While the most realistic version of the ticking bomb case may not persuade everyone that torture is ethically acceptable, adding further embellishments seems to awaken the Grand Inquisitor in most of us. If a conventional explosion doesn’t move you, consider a nuclear bomb hidden in midtown Manhattan. If bombs seem too impersonal an evil, picture your seven-year-old daughter being slowly asphyxiated in a warehouse just five minutes away, while the man in your custody holds the keys to her release. If your daughter won’t tip the scales, then add the daughters of every couple for a thousand miles—millions of little girls have, by some perverse negligence on the part of our government, come under the control of an evil genius who now sits before you in shackles. Clearly, the consequences of one person’s uncooperativeness can be made so grave, and his malevolence and culpability so transparent, as to stir even a self-hating moral relativist from his dogmatic slumbers.
This is so absurd. On a factual level, people who actually do interrogations report that torture leads to bad information, precisely the opposite of what one would hope for in the "ticking-bomb" scenario. Any reasonable person should be able to see why. When a person is being tortured, they are being given an incentive to tell the inquisitor what they think the torturer wants to hear. That is usually different than the actual truth.
Harris tried to argue for a limited use of torture, not one that would correspond with the Bush regime's policies, at least in theory.
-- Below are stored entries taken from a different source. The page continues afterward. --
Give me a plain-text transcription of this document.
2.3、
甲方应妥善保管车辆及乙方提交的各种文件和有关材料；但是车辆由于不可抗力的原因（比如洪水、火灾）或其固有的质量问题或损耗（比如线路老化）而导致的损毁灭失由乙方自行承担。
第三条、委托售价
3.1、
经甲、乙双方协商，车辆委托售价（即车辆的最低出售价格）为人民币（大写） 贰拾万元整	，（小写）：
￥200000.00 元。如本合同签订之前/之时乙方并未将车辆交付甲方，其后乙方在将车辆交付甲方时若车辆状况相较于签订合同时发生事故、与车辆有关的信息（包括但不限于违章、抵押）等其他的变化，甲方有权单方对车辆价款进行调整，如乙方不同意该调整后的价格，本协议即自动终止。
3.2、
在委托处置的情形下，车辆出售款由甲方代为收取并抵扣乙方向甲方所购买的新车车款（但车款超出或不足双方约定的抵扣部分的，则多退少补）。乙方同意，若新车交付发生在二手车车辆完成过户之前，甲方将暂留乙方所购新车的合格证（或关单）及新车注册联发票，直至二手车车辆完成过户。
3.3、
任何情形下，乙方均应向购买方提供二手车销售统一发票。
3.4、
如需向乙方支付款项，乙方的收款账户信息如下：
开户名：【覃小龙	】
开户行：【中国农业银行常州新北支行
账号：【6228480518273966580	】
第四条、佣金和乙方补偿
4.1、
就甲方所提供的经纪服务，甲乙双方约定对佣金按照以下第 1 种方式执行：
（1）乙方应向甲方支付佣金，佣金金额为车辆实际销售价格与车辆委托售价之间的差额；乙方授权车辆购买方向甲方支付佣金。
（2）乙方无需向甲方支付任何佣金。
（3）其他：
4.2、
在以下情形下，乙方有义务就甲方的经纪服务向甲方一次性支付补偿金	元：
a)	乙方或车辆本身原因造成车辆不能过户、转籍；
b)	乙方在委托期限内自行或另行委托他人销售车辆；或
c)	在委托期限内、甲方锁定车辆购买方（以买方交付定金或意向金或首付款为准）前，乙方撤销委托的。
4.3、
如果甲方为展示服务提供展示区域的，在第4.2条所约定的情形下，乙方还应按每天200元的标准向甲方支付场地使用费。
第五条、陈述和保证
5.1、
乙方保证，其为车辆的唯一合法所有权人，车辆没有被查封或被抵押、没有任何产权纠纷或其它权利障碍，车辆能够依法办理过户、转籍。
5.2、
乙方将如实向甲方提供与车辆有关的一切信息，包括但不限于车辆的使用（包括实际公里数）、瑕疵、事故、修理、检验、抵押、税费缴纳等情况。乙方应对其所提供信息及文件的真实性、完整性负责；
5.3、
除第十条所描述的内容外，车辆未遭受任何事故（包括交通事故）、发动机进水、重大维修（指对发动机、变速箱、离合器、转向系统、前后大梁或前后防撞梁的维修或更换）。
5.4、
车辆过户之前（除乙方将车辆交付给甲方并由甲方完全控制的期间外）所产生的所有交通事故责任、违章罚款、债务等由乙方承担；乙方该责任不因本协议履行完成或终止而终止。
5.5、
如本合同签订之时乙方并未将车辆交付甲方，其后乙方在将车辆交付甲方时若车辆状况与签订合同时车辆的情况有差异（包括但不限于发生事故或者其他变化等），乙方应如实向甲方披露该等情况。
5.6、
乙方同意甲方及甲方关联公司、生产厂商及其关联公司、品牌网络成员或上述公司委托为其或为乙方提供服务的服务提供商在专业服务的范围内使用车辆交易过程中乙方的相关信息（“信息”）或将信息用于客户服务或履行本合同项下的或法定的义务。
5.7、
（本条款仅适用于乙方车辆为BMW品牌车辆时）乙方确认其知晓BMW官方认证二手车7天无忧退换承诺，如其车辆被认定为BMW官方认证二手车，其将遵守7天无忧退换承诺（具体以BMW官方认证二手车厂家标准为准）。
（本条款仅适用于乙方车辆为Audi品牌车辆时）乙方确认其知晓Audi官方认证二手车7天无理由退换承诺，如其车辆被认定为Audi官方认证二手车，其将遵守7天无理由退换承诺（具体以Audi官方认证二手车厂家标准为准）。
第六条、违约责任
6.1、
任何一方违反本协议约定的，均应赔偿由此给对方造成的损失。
I am one of the few people I know of who has argued in print that torture may be an ethical necessity in our war on terror. In the aftermath of Abu Ghraib, this is not a comfortable position to have publicly adopted. There is no question that Abu Ghraib was a travesty, and there is no question that it has done our country lasting harm. Indeed, the Abu Ghraib scandal may be one of the costliest foreign policy blunders to occur in the last century, given the degree to which it simultaneously inflamed the Muslim world and eroded the sympathies of our democratic allies. While we hold the moral high ground in our war on terror, we appear to hold it less and less. Our casual abuse of ordinary prisoners is largely responsible for this. Documented abuses at Abu Ghraib, Guantanamo Bay, and elsewhere have now inspired legislation prohibiting "cruel, inhuman or degrading" treatment of military prisoners. And yet, these developments do not shed much light on the ethics of torturing people like Osama bin Laden when we get them in custody.
In practice, I'm skeptical of the notion that torture being considered "ethical" under highly limited circumstances is possible in real life. Let's take the Iraq war, for instance. Troops involved in the occupation are in danger from any direction all the time. There literally is no way to distinguish somebody who wants to kill them or their friends from a little girl walking to school. (The friends part is of particular importance because the situation and current military practice encourages occupying troops to form extremely strong bonds of friendship.)
They live the "ticking bomb" scenario on a daily basis. If they act according to Harris' view of ethics, hundreds of thousands of Iraqis will be tortured. Apparently, that may well already have happened.
Harris then goes on to make an argument that conflates torture with other forms of warfare both practically and ethically. It doesn't make much sense, given that actual objectives have been historically shown to have been achieved with warfare, while torture has yet to be shown to accomplish any goal other than to make the targeted population suffer.
I hope Harris has changed his mind since then. It would be nice to think he has become more rational on the subject now that the US is further past the 911 attacks, but I have not been able to find any evidence of this online.
This is why I don't like him, it also exposes a huge naivety about imperial histories and tortures place within it.
I can see using force in a ticking bomb scenario, but I would then expect to have to mount a necessity defense against criminal charges. I would never expect to be beyond the reach of law just because. Any pseudo-legal regime for institutionalized torture will be abused, I guaran-damn-tee it, and that's what's happened to the U.S. under the Bushists.
lovable: What is the point of using something that is unreliable when accurate information is most crucial?
The ticking time bomb scenario actually is the worst argument for torture if you think about it.